Завоеватели, стр. 38

Он спускает ногу с кровати и медленно, тяжело наклоняется вперёд, точно хочет кого-то раздавить. Распрямляя затем грудь, он одновременно достаёт из кармана круглое зеркальце с целлулоидной спинкой и рассматривает своё отражение (в первый раз).

— Кажется, пора… Будет действительно чересчур глупо, если я умру здесь, как какой-нибудь переселенец. Если таких людей, как я, не будут убивать в борьбе, то кого же тогда будут?

Есть что-то такое в его словах, отчего мне становится не по себе и как-то тревожно… Он продолжает:

— Чем, чёрт возьми, мне заняться в Европе? Поехать в Москву? Учитывая, какие у меня отношения с Бородиным… Я не считаю верными методы Интернационала, но надо посмотреть самому… Через шесть дней — Шанхай, затем норвежское судно и впечатление, что попал в комнату консьержки… Лишь бы к моему возвращению не оказалось уничтоженным всё, что я сделал! У Бородина много силы, но подчас мало умения… Увы, никогда не едешь туда, куда хотелось бы…

— А куда, чёрт возьми, ты хотел бы поехать?

— В Англию. Теперь я знаю, что такое Империя. Это упорные, постоянные усилия. Способность руководить. Определять. Принуждать. В этом и есть жизнь.

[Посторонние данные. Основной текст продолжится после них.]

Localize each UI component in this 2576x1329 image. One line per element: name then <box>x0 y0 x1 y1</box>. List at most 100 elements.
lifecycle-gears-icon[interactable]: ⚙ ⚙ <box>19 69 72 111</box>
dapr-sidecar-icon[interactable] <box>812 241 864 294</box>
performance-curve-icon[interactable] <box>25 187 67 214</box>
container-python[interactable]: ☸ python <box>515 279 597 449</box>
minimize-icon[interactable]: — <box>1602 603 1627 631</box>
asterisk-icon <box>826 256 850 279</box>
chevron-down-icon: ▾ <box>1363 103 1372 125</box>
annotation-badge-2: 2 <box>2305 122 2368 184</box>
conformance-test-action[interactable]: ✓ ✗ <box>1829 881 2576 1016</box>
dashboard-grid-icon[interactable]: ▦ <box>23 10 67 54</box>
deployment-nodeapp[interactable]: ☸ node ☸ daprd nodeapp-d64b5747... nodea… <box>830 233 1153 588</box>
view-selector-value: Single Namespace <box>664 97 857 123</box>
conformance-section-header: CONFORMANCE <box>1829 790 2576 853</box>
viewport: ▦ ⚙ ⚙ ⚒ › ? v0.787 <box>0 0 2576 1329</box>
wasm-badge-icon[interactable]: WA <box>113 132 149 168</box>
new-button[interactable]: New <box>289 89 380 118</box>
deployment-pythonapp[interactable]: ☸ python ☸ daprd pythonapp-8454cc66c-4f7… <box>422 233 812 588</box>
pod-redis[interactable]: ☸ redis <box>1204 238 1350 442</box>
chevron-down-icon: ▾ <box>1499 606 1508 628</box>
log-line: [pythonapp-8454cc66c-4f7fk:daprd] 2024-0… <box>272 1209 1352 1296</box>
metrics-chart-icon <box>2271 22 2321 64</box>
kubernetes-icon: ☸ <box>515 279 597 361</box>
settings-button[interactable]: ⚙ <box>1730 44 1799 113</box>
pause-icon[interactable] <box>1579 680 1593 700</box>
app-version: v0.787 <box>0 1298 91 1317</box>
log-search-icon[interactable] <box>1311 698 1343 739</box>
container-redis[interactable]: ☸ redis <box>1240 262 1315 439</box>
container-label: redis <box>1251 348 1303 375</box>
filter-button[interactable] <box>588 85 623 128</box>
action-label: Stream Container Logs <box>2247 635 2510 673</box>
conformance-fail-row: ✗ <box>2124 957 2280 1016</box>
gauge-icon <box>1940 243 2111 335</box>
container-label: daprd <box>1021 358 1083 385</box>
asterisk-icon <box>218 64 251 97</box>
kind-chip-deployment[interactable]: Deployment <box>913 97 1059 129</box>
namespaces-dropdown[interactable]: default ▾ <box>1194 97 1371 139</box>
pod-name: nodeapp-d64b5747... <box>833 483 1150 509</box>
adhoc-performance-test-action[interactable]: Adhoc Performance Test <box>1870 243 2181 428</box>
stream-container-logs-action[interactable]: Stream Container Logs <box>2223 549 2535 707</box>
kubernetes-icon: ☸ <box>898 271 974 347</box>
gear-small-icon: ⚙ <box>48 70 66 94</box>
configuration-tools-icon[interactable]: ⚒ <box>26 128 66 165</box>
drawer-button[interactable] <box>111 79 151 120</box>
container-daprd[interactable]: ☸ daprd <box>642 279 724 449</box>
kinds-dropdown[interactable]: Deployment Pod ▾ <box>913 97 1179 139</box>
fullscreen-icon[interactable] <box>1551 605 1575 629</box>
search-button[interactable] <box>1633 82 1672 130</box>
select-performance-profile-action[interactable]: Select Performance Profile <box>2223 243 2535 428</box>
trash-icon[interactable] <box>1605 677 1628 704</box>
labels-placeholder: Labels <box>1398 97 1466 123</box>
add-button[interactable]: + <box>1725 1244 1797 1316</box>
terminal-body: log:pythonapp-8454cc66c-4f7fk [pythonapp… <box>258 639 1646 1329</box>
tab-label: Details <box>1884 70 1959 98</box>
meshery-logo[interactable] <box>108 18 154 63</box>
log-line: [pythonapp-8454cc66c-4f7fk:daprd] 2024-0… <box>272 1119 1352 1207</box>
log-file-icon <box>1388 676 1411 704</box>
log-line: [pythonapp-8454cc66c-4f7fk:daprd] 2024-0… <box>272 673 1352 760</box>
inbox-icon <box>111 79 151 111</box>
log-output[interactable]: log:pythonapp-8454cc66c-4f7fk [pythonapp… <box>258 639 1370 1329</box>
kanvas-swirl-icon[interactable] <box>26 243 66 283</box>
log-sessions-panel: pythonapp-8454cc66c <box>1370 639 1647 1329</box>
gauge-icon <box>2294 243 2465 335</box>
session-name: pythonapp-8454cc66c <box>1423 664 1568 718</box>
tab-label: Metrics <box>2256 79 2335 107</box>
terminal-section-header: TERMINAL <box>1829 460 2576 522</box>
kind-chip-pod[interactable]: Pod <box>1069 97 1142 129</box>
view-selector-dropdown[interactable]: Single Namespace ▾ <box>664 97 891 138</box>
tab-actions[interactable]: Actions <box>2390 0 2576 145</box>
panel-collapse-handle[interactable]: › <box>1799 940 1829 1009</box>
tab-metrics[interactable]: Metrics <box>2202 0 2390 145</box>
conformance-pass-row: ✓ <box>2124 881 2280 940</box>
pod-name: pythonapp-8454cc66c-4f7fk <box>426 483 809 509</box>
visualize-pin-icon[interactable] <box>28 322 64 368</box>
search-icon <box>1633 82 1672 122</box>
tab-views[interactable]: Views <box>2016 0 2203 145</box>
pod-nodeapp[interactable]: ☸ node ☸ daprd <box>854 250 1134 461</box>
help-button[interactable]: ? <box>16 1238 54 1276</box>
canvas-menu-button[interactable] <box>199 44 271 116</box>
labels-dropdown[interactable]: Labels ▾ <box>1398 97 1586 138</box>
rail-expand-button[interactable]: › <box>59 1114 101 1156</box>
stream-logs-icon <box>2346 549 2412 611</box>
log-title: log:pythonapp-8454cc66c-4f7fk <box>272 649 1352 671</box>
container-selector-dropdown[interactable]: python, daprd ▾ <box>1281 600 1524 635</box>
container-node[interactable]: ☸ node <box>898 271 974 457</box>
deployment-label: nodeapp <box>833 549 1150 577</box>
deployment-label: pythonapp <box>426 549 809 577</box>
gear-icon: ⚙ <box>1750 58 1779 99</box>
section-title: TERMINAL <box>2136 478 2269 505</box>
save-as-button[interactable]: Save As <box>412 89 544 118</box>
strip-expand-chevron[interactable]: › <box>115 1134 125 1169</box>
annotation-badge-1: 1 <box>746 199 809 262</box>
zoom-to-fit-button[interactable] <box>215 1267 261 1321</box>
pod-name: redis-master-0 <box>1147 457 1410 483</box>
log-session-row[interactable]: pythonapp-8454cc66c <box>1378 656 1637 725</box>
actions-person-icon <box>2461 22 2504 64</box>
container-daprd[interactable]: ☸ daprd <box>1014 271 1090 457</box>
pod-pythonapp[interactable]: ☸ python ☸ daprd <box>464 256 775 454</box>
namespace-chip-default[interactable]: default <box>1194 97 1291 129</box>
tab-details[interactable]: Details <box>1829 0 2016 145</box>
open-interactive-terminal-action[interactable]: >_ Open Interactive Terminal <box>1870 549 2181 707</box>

Внезапно я догадываюсь, почему его слова приводят меня в замешательство: он убеждает не меня. Он сам не верит в то, что говорит, и старается, напрягая последние силы, уговорить себя… Знает ли он, что обречён, страшно ли ему от этого или он ничего не знает? Перед бесспорным фактом близкой смерти все его предположения и надежды вызывают во мне ожесточение, смешанное с отчаянием. У меня возникает желание сказать ему: не надо, не надо! Ты скоро умрёшь. Сильнейшее искушение поднимается во мне; однако оттого, что в присутствии Гарина я физически не могу произнести этих слов, оно отступает. Болезнь до такой степени источила его лицо, что я без всякого усилия вижу его покойником. И невольно мне кажется, что, если я заговорю о смерти, он увидит тот образ с ещё более заострившимися чертами, который всё время стоит перед моими глазами. Мне также кажется, что мои слова причинят ему какой-то вред, словно смерть, о которой он знает, из-за них обретёт свою реальность… Некоторое время Гарин молчит, и во вновь наступившей тишине мы слышим всё тот же странный рокот. Теперь это уже не сплошной гул, но шум, складывающийся из последовательных толчков, то ли очень отдалённых, то ли приглушённых, как в сновидении. Кажется, что вдали бьют по земле чем-то тяжёлым, обёрнутым в войлок. А более отчётливые звуки, подобные тем, которые были похожи на потрескивание дров, приобретают металлический оттенок и заставляют вспомнить о невнятном гудении кузнечного горна и о заглушающих его звонких ударах кузнечного молота…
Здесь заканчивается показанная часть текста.